Et Lui, jusqu’à quand a-t-Il gardé en mémoire cette onction ? A la croix, portait-Il encore des effluves de cette odeur enivrante ?
Outre le geste de la femme, la réflexion de Jésus qui prophétise qu’on racontera aussi en mémoire de cette femme ce qu’elle a fait est tout aussi incompréhensible. Il scelle le premier cénotaphe virtuel de l’histoire, un monument à une femme inconnue !
En me recueillant, je réalise que moi, illustre inconnu, je suis connu de Celui qui est la vie. Aurais-je le courage de cette femme ? Ne voudrais-je point offrir à Jésus ce que je crois être si précieux ?
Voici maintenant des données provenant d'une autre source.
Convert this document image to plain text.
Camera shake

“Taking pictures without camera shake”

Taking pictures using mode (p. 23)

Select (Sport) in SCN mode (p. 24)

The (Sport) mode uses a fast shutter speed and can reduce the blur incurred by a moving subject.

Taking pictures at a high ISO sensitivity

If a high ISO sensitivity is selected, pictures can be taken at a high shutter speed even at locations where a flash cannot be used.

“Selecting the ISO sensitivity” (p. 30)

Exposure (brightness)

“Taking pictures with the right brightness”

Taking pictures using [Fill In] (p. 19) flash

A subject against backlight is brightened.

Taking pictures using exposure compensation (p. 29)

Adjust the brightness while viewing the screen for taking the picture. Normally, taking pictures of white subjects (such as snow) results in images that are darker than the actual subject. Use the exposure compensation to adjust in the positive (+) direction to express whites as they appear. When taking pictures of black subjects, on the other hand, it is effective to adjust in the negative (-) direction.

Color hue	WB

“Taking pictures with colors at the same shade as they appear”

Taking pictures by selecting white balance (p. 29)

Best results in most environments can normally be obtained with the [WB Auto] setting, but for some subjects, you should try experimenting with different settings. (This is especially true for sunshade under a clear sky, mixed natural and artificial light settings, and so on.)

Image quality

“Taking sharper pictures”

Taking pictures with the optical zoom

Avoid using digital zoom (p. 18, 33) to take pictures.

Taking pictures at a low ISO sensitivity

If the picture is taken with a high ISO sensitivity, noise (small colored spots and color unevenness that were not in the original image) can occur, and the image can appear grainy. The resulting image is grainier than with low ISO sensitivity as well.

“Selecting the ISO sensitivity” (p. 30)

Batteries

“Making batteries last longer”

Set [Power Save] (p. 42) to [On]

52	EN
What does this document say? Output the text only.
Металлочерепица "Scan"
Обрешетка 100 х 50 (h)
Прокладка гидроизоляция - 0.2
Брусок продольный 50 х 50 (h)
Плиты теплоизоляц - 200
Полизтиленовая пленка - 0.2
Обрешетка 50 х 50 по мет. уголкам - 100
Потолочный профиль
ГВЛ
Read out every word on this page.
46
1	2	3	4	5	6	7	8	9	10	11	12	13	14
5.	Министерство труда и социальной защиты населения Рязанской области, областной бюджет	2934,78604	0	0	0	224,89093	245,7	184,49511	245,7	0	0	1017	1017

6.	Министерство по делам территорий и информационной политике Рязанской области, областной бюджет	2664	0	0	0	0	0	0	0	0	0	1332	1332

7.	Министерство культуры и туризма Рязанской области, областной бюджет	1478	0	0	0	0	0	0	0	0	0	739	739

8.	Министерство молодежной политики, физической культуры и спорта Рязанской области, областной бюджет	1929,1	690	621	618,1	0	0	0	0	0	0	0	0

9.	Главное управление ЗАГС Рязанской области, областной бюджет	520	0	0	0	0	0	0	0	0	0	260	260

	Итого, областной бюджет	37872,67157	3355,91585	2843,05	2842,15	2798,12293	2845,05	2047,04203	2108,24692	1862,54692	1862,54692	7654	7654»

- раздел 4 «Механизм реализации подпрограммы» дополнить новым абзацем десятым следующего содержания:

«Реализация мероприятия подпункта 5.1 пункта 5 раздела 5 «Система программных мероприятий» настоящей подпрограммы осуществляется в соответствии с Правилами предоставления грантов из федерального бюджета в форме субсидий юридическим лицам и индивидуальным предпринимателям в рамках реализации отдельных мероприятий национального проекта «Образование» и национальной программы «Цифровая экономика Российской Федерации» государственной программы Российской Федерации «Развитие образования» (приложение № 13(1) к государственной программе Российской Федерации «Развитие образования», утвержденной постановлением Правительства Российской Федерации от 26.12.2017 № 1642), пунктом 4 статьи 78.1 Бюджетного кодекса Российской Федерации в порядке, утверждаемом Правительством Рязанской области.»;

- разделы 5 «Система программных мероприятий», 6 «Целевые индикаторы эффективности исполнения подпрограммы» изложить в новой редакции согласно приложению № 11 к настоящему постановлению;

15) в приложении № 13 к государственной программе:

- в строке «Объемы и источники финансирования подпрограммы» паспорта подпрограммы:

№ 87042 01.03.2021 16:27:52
« Si le grain de blé tombé en terre ne meurt pas, il reste seul ; mais s’il meurt, il porte beaucoup de fruit. »
Jean 12, 24
> Jésus, juste après son entrée à Jérusalem sur un ânon, précise l’acclamation des Rameaux : s’il a été acclamé comme le roi d’Israël, c’est en mourant qu’il accomplira sa royauté. Jésus pour devenir Christ doit passer par la mort pour une ouverture sur le salut… fructueuse.
Bien sûr, la métaphore paysanne parle à tous. Y compris aux Grecs auxquels Jésus s’adresse notamment ici. Y compris à nous aujourd’hui, en ce de dimanche premier jour du printemps qui, dans le cycle de la nature, nous préparons à assister au miracle de la vie plus forte que la mort.
Alors cette semaine, dans ce temps « mort » pour la vie qu’est le carême, prenons le temps de la méditation personnelle et communautaire : qu’est-ce qui en moi, en nous, dans l’Eglise, dans la société, doit mourir pour que nous puissions, ensuite, porter beaucoup de fruit ?
Passer par la mort, un difficile chemin qui ouvre pourtant sur l’espérance pascale de la résurrection en laquelle nous pouvons avoir pleinement confiance.